Am Fuß des Aussichtsturms gehen die Wandererschutzhütte (2008) und die rustikale Ruhebank (2016) auf den Heimatverein zurück, sowie auf dem Turm die Geo-Infotafeln aus Edelstahl mit den Entfernungsangaben zu anderen Städten (2013). Bei der Renovierung des Kriegerdenkmals (2004) war der Heimatverein ebenso zur Stelle, wie bei der Anfertigung neuer Ortseingangstafeln (2019) von Morsbach.
Zur Zeit (seit 2018) arbeitet der Heimatverein in der Lenkungsgruppe des Integrierten Handlungskonzepts zur Erneuerung mehrerer Ortsteile mit und bringt dort seine Vorstellungen ein. 2021 finanziert der Heimatverein eine neue mobile Veranstaltungsbühne für die Vereine mit, und auch der renovierte, Denkmal geschützte Bahnhof erhält auf Kosten des Heimatvereins wieder eine Original-Bahnhofsuhr und neue „Morsbach“-Schilder (2021).
Apropos Bahnhof: In den Jahren 1995 bis 2015 hat der Heimatverein sich mit Nachdruck für den Erhalt des Bahnhofgebäudes eingesetzt, dessen Dach damals undicht war.
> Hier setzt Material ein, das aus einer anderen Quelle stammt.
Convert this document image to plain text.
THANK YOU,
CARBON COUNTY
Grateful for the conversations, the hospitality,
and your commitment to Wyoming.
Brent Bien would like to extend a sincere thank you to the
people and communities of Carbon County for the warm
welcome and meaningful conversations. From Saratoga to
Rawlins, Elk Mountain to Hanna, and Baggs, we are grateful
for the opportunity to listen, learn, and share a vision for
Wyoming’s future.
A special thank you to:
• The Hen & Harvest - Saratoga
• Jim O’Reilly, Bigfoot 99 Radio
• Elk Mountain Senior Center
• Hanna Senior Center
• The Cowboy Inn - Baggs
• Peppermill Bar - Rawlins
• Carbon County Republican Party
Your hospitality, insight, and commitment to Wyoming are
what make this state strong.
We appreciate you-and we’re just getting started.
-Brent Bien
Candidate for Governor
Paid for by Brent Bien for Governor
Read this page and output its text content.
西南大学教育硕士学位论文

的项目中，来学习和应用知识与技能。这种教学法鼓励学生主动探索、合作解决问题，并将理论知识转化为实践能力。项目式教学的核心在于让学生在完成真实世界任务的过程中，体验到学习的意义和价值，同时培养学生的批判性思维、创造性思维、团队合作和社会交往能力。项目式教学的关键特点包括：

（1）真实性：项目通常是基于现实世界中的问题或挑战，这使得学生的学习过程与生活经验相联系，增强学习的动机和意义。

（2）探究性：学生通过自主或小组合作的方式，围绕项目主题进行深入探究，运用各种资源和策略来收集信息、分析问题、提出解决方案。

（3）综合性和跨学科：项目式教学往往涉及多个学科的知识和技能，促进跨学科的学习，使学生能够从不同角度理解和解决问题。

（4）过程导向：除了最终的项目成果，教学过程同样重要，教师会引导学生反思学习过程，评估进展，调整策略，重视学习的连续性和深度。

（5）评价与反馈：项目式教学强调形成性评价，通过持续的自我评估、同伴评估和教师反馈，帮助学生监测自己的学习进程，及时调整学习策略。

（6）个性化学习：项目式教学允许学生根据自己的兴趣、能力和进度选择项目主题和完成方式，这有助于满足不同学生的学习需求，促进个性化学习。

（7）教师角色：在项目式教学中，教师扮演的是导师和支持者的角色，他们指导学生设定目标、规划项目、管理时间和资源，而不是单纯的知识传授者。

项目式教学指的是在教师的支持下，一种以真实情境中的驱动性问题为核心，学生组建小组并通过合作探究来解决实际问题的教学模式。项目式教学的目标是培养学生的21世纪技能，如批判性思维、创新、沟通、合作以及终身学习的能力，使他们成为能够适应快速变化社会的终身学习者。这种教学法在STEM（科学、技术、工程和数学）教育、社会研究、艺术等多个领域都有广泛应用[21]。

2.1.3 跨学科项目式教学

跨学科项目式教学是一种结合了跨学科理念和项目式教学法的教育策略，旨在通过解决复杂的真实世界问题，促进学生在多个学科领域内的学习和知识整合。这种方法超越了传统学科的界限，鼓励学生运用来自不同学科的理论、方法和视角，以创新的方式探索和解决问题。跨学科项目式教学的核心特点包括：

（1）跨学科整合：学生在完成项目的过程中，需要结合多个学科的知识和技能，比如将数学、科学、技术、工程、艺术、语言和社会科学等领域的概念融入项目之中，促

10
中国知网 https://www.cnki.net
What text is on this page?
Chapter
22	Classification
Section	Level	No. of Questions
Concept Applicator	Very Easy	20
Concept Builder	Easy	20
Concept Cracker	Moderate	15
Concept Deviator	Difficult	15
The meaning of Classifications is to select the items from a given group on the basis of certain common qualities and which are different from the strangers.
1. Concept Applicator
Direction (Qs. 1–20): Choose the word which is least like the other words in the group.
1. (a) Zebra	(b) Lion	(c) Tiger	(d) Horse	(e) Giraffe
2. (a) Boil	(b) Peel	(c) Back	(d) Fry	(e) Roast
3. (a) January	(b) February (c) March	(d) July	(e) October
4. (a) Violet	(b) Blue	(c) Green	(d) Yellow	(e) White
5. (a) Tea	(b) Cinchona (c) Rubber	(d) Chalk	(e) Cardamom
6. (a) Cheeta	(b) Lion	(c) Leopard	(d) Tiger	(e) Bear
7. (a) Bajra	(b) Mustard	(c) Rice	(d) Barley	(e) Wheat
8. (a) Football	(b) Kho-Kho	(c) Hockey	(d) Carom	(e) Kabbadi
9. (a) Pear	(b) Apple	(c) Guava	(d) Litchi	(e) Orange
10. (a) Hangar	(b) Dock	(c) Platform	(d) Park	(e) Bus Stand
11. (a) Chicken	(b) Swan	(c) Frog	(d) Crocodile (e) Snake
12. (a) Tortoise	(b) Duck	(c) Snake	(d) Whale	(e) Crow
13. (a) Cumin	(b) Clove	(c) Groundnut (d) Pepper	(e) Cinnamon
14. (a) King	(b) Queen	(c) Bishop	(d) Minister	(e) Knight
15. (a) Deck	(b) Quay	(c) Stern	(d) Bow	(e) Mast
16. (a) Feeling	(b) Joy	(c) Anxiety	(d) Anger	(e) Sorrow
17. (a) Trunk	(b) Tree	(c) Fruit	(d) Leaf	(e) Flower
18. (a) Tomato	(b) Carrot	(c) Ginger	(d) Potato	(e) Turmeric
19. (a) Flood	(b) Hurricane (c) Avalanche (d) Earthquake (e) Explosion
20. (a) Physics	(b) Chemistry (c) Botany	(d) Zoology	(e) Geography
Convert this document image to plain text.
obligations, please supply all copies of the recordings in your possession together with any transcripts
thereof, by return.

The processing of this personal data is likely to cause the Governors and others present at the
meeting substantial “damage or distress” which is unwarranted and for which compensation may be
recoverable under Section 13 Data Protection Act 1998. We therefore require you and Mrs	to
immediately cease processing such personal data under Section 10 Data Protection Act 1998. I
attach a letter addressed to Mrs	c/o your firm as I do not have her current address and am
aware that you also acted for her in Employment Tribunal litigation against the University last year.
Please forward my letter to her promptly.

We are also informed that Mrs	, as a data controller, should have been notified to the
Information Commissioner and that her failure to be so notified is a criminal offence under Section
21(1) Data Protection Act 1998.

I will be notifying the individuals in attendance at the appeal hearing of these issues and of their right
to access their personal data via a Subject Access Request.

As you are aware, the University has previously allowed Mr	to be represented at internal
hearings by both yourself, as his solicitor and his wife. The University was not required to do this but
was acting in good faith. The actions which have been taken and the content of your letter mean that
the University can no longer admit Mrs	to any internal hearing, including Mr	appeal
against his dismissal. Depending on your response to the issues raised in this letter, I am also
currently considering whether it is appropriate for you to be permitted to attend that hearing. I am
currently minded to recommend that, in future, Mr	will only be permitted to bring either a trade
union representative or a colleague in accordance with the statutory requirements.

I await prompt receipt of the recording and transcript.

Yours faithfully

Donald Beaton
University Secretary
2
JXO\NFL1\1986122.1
Der Vorsitzende des Heimatvereins, Werner Schuh, betonte in der letzten Jahreshauptversammlungen dazu: „Wenn wir damals nicht den Finger in die Wunde gelegt und so vehement bei der Bezirksregierung Köln eine Dachsanierung gefordert hätten, wäre das Bahnhofsgebäude heute längst verfallen.“
Stolz kann der Heimatverein Morsbach auch auf die Reaktivierung des traditionellen Schubkarrenrennens sein (1998), das regelmäßig zahlreiche Schaulustige aus Nah und Fern anlockt, sowie auf seine Theatergruppe „Vürhang op“, die Mundartkomödien einstudiert und 2022 auf ihr 25-jähriges Bestehen zurückblicken kann (gegründet 1997).
Wer schreibt, der bleibt, hat sich auch der Heimatverein gesagt und 2013 ein Mundartwörterbuch mit CD herausgegeben. 2019 folgte der Bildband „Morsbach aus der Vogelperspektive“ mit 277 Luftaufnahmen aus neun Jahrzehnten. Auch Morsbachs Wahrzeichen, die Basilika, hat der Heimatverein immer gefördert, sei es durch die Mitfinanzierung einer neuen Fassadenbeleuchtung 1965 und 2013 oder durch einen Zuschuss für die neue Gertrudisorgel (2016).
Der Tradition folgend pflegte der Heimatverein in seiner bisherigen Geschichte Brauchtum und Kulturgut. Bei vielen Anlässen, sei es bei Feiern oder Jubiläen, wirkte der Verein mit und wurde so zu einem wichtigen Kulturträger innerhalb der Gemeinde Morsbach.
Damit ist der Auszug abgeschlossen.